ABSTRACT

The economy of India has been restructured since 1991 in a manner that has won the support of its middle classes. 1 In place of the Licence and Permit Raj which Jagdish Bhagwati once described as inefficient and perverse to the point of being ‘Kafkaesque’ (Bhagwati 1993: 50), the reforms that were introduced by Finance Minister Manmohan Singh in the summer of 1991, and which have been largely continued by his successors, including the Finance Ministers of the Bharatiya Janata Party (BJP)-led governments which came to power in 1998 and 1999, have opened India’s borders to private capital from overseas as never before, and have secured changes in the country’s trading and financial economies that few would have predicted.
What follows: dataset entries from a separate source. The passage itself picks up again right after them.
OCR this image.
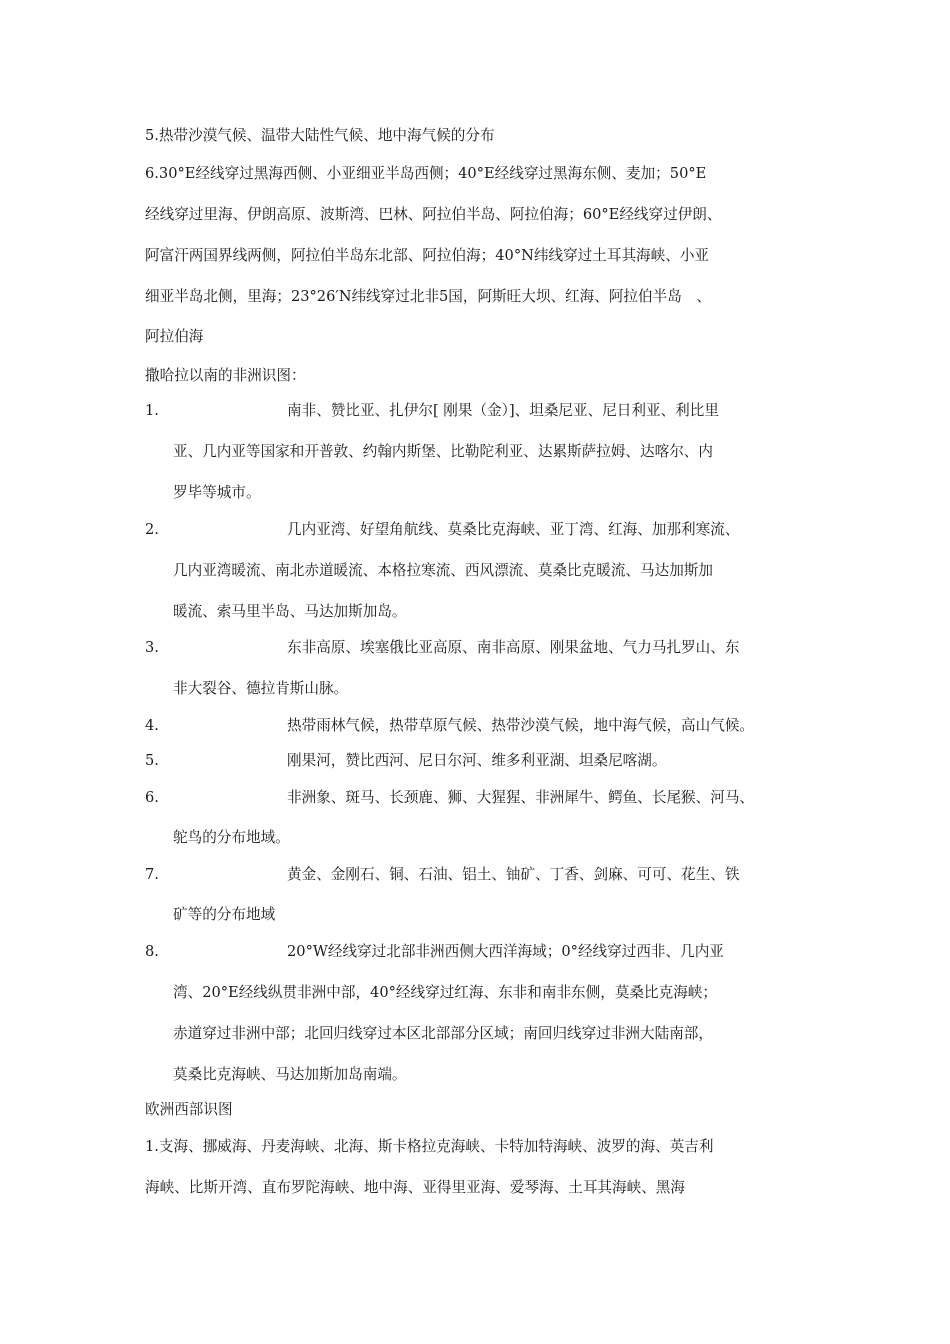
5.热带沙漠气候、温带大陆性气候、地中海气候的分布
6.30°E经线穿过黑海西侧、小亚细亚半岛西侧；40°E经线穿过黑海东侧、麦加；50°E
经线穿过里海、伊朗高原、波斯湾、巴林、阿拉伯半岛、阿拉伯海；60°E经线穿过伊朗、
阿富汗两国界线两侧，阿拉伯半岛东北部、阿拉伯海；40°N纬线穿过土耳其海峡、小亚
细亚半岛北侧，里海；23°26′N纬线穿过北非5国，阿斯旺大坝、红海、阿拉伯半岛　、
阿拉伯海
撒哈拉以南的非洲识图：
1.	南非、赞比亚、扎伊尔[ 刚果（金）]、坦桑尼亚、尼日利亚、利比里
亚、几内亚等国家和开普敦、约翰内斯堡、比勒陀利亚、达累斯萨拉姆、达喀尔、内
罗毕等城市。
2.	几内亚湾、好望角航线、莫桑比克海峡、亚丁湾、红海、加那利寒流、
几内亚湾暖流、南北赤道暖流、本格拉寒流、西风漂流、莫桑比克暖流、马达加斯加
暖流、索马里半岛、马达加斯加岛。
3.	东非高原、埃塞俄比亚高原、南非高原、刚果盆地、气力马扎罗山、东
非大裂谷、德拉肯斯山脉。
4.	热带雨林气候，热带草原气候、热带沙漠气候，地中海气候，高山气候。
5.	刚果河，赞比西河、尼日尔河、维多利亚湖、坦桑尼喀湖。
6.	非洲象、斑马、长颈鹿、狮、大猩猩、非洲犀牛、鳄鱼、长尾猴、河马、
鸵鸟的分布地域。
7.	黄金、金刚石、铜、石油、铝土、铀矿、丁香、剑麻、可可、花生、铁
矿等的分布地域
8.	20°W经线穿过北部非洲西侧大西洋海域；0°经线穿过西非、几内亚
湾、20°E经线纵贯非洲中部，40°经线穿过红海、东非和南非东侧，莫桑比克海峡；
赤道穿过非洲中部；北回归线穿过本区北部部分区域；南回归线穿过非洲大陆南部，
莫桑比克海峡、马达加斯加岛南端。
欧洲西部识图
1.支海、挪威海、丹麦海峡、北海、斯卡格拉克海峡、卡特加特海峡、波罗的海、英吉利
海峡、比斯开湾、直布罗陀海峡、地中海、亚得里亚海、爱琴海、土耳其海峡、黑海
In just seven years the government of India, aided by many state governments, dismantled the major part of the system of industrial licensing that had taken shape over the previous 40 years; substantially relaxed the provisions of the Monopolies and Restrictive Trade Practices Act of 1969; provided incentives for foreign equity investment in high-priority industries; encouraged joint ventures in these and other industries; reduced the import weighted average tariff from 87 per cent in 1990 to 20.3 per cent in 1997-8; and reduced the cash reserve requirement which links commercial banks to the Reserve Bank of India from 25 per cent in 1990 to around 10 per cent in 1997-8. 2 More recently, the government has restated its intention to divest some state assets, and it has discussed proposals for the abolition of the Food Corporation of India, greater ‘targeting’ in the operations of the public distribution system, and the gradual phasing out of the subsidies which reduce the costs of water, fertiliser and power to some of India’s farmers.